Starting from the beginning, then: Genesis chapter one. “In the beginning, God created the heavens and the earth.” (How great is our God.) Also, “God said, let us make man in our image.” (You never let go: “The One who placed the billions and billions of stars in place and called them by name...cares personally for you. Before conception, Jesus Christ knew you.... Each day of your life He has planned, and it is a good plan, a supernatural plan that counts totally on Him and not on circumstances. He never quits thinking of you.”) The image on the projector screen showed an enormous Jesus hovering in space, reaching out to embrace the earth.
DuVal then gave the sermon over to a taped presentation by Louie Giglio, pastor of Atlanta’s Passion City Church. And Giglio was passionate, working his congregation, turning the Psalmist’s claim that the heavens were made “by the breath of His mouth” into the title “Star-Breather” for the Creator. “All you have to do is look up and you see the size of the God we are worshipping tonight!” he exclaimed. He pulled up an image on his huge display of the black hole at the center of the whirlpool galaxy, some 31 million light years away. It appeared as a black cross on a white background. “It’s the imprint of God in all of creation, everywhere we turn.”
He treated four stars, each larger than the last, giving accounts of their size based on “if the earth were the size of a golf ball...” Example: “Betelgeuse would be the height of six Empire State Buildings on top of each other.... The God we are singing to tonight is enormous.”
Then Giglio turned from macro to micro, quoting Augustine as he did so. “Men go abroad to wonder at the height of mountains...the vast compass of the ocean, the circular motion of the stars, but they pass by themselves.” Giglio noted that, at conception, your chromosomes “began to write out the three-billion character description of who you are, written in the language of God. And that single cell then set out to build that model.

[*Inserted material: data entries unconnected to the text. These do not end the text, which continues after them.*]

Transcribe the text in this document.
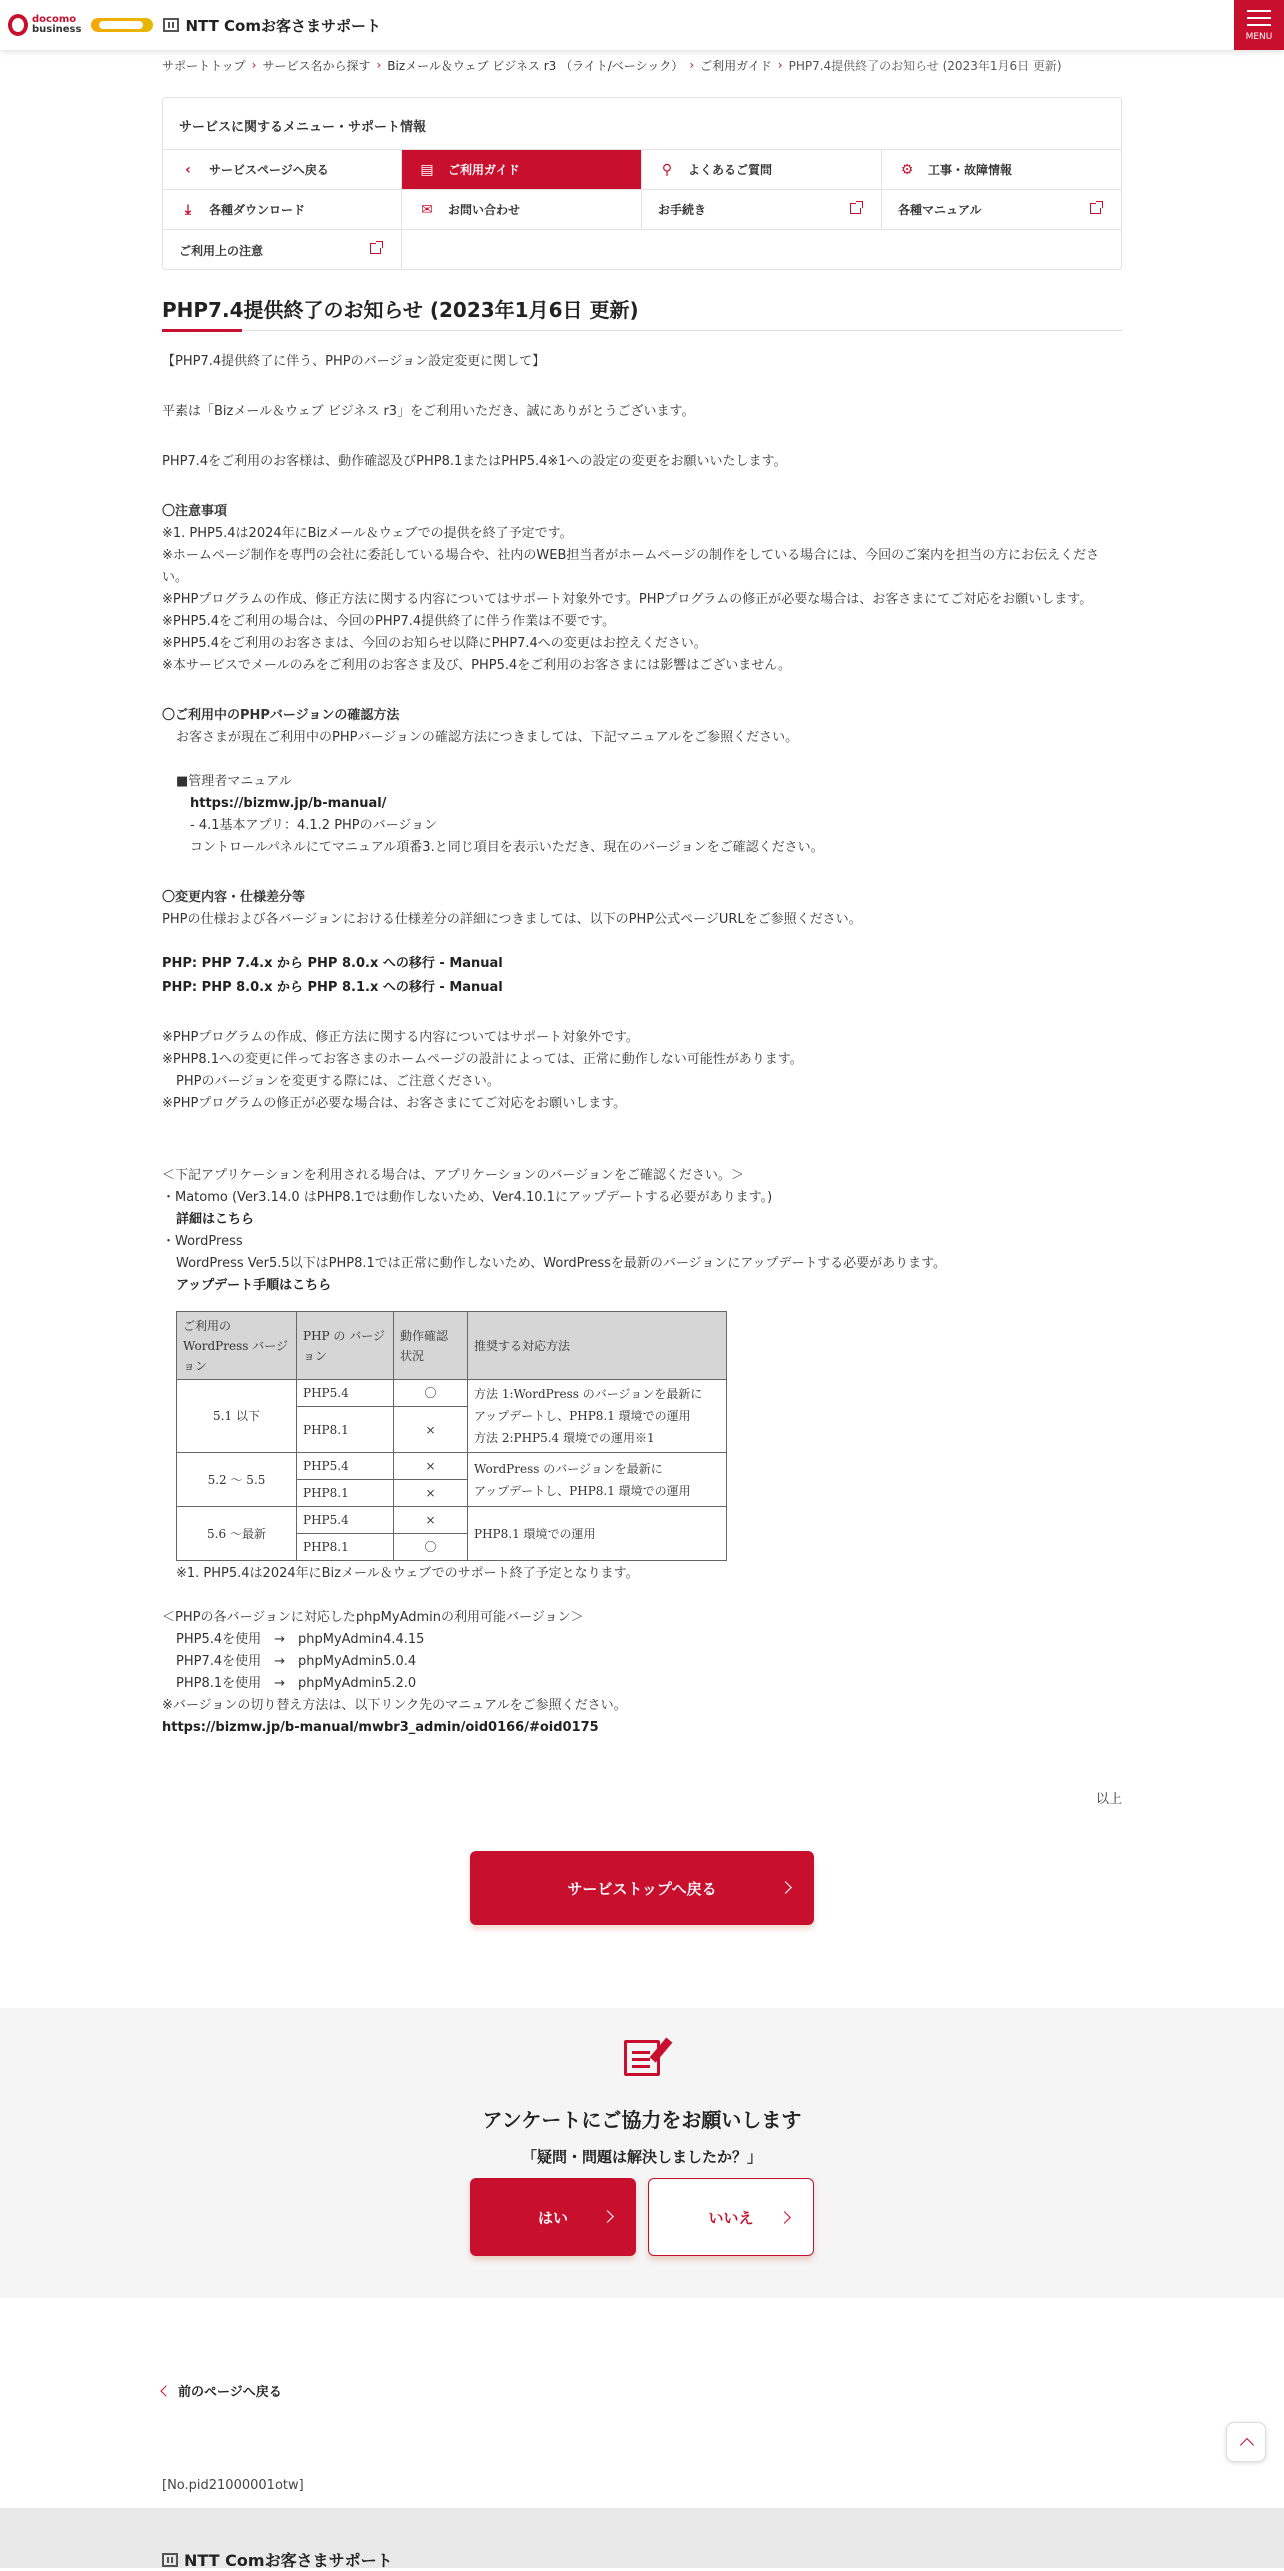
docomo
business	NTT Comお客さまサポート
MENU
サポートトップ › サービス名から探す › Bizメール＆ウェブ ビジネス r3 （ライト/ベーシック） › ご利用ガイド › PHP7.4提供終了のお知らせ (2023年1月6日 更新)
サービスに関するメニュー・サポート情報
‹	サービスページへ戻る	▤ ご利用ガイド	⚲	よくあるご質問	⚙ 工事・故障情報
⤓	各種ダウンロード	✉ お問い合わせ	お手続き	各種マニュアル
ご利用上の注意
PHP7.4提供終了のお知らせ (2023年1月6日 更新)

【PHP7.4提供終了に伴う、PHPのバージョン設定変更に関して】

平素は「Bizメール＆ウェブ ビジネス r3」をご利用いただき、誠にありがとうございます。

PHP7.4をご利用のお客様は、動作確認及びPHP8.1またはPHP5.4※1への設定の変更をお願いいたします。

〇注意事項

※1. PHP5.4は2024年にBizメール＆ウェブでの提供を終了予定です。

※ホームページ制作を専門の会社に委託している場合や、社内のWEB担当者がホームページの制作をしている場合には、今回のご案内を担当の方にお伝えください。

※PHPプログラムの作成、修正方法に関する内容についてはサポート対象外です。PHPプログラムの修正が必要な場合は、お客さまにてご対応をお願いします。

※PHP5.4をご利用の場合は、今回のPHP7.4提供終了に伴う作業は不要です。

※PHP5.4をご利用のお客さまは、今回のお知らせ以降にPHP7.4への変更はお控えください。

※本サービスでメールのみをご利用のお客さま及び、PHP5.4をご利用のお客さまには影響はございません。

〇ご利用中のPHPバージョンの確認方法

お客さまが現在ご利用中のPHPバージョンの確認方法につきましては、下記マニュアルをご参照ください。

■管理者マニュアル

https://bizmw.jp/b-manual/

- 4.1基本アプリ：4.1.2 PHPのバージョン

コントロールパネルにてマニュアル項番3.と同じ項目を表示いただき、現在のバージョンをご確認ください。

〇変更内容・仕様差分等

PHPの仕様および各バージョンにおける仕様差分の詳細につきましては、以下のPHP公式ページURLをご参照ください。

PHP: PHP 7.4.x から PHP 8.0.x への移行 - Manual

PHP: PHP 8.0.x から PHP 8.1.x への移行 - Manual

※PHPプログラムの作成、修正方法に関する内容についてはサポート対象外です。

※PHP8.1への変更に伴ってお客さまのホームページの設計によっては、正常に動作しない可能性があります。

PHPのバージョンを変更する際には、ご注意ください。

※PHPプログラムの修正が必要な場合は、お客さまにてご対応をお願いします。

＜下記アプリケーションを利用される場合は、アプリケーションのバージョンをご確認ください。＞

・Matomo (Ver3.14.0 はPHP8.1では動作しないため、Ver4.10.1にアップデートする必要があります。)

詳細はこちら

・WordPress

WordPress Ver5.5以下はPHP8.1では正常に動作しないため、WordPressを最新のバージョンにアップデートする必要があります。

アップデート手順はこちら

ご利用の WordPress バージョン	PHP の バージョン	動作確認 状況	推奨する対応方法
5.1 以下	PHP5.4	〇	方法 1:WordPress のバージョンを最新に
アップデートし、PHP8.1 環境での運用
方法 2:PHP5.4 環境での運用※1

	PHP8.1	×	
5.2 ～ 5.5	PHP5.4	×	WordPress のバージョンを最新に
アップデートし、PHP8.1 環境での運用

	PHP8.1	×	
5.6 ～最新	PHP5.4	×	PHP8.1 環境での運用
	PHP8.1	〇	

※1. PHP5.4は2024年にBizメール＆ウェブでのサポート終了予定となります。

＜PHPの各バージョンに対応したphpMyAdminの利用可能バージョン＞

PHP5.4を使用　→　phpMyAdmin4.4.15

PHP7.4を使用　→　phpMyAdmin5.0.4

PHP8.1を使用　→　phpMyAdmin5.2.0

※バージョンの切り替え方法は、以下リンク先のマニュアルをご参照ください。

https://bizmw.jp/b-manual/mwbr3_admin/oid0166/#oid0175

以上
サービストップへ戻る
アンケートにご協力をお願いします
「疑問・問題は解決しましたか？」
はい	いいえ
前のページへ戻る
[No.pid21000001otw]
NTT Comお客さまサポート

You are a miracle.”
And there, in the cell interior, he found another cross: the cell adhesion protein laminin. “The stuff that holds our bodies together is in the perfect shape of the cross of Our Lord Jesus Christ!” He quoted Paul’s claim that “in Him, all things hold together.” “Of course they do!” Because, he argued, “the cross is the place where the Star-Breather became the sin-bearer.... There are millions of microscopic crosses holding you together right now, and one giant cross of Jesus Christ that’s holding every one of us that is trusting in Him to the heavenly Father for ever and ever! ‘I will literally hold you together, and I will carry you, and I will see you through any circumstance’ — that’s the promise of God....
“I don’t know how you can get your hand around that,” marveled DuVal as the video ended. “I can’t understand it, but I do believe it. The only way I can get my hand around it is to know and understand that God is love.”

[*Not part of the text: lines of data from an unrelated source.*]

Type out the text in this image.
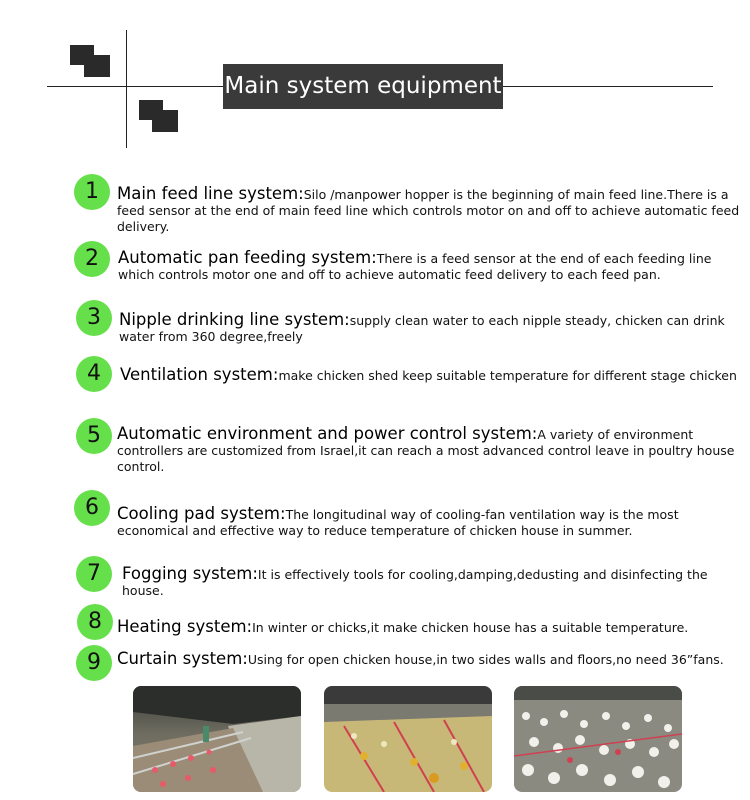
Main system equipment
1	Main feed line system:Silo /manpower hopper is the beginning of main feed line.There is a feed sensor at the end of main feed line which controls motor on and off to achieve automatic feed delivery.
2	Automatic pan feeding system:There is a feed sensor at the end of each feeding line which controls motor one and off to achieve automatic feed delivery to each feed pan.
3	Nipple drinking line system:supply clean water to each nipple steady, chicken can drink water from 360 degree,freely
4	Ventilation system:make chicken shed keep suitable temperature for different stage chicken
5 Automatic environment and power control system:A variety of environment controllers are customized from Israel,it can reach a most advanced control leave in poultry house control.
6	Cooling pad system:The longitudinal way of cooling-fan ventilation way is the most economical and effective way to reduce temperature of chicken house in summer.
7	Fogging system:It is effectively tools for cooling,damping,dedusting and disinfecting the house.
8 Heating system:In winter or chicks,it make chicken house has a suitable temperature.
9 Curtain system:Using for open chicken house,in two sides walls and floors,no need 36”fans.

What to do with this knowledge about the star-breathing God who dwells within and loves us? “Begin asking yourself right now: what is it that I need to change before I walk out those doors today?” DuVal made three suggestions: amending sinful ways of life, making Jesus Lord of your life, and, if you hadn’t already, accepting Jesus as your Lord and Savior. “Don’t leave today without making it right, because He loves you so much. Say these words: Jesus, save me.”
What happens when we die?
“I believe in heaven, and I believe in hell,” said DuVal. “It depends on how people have received the word and grace of Christ.”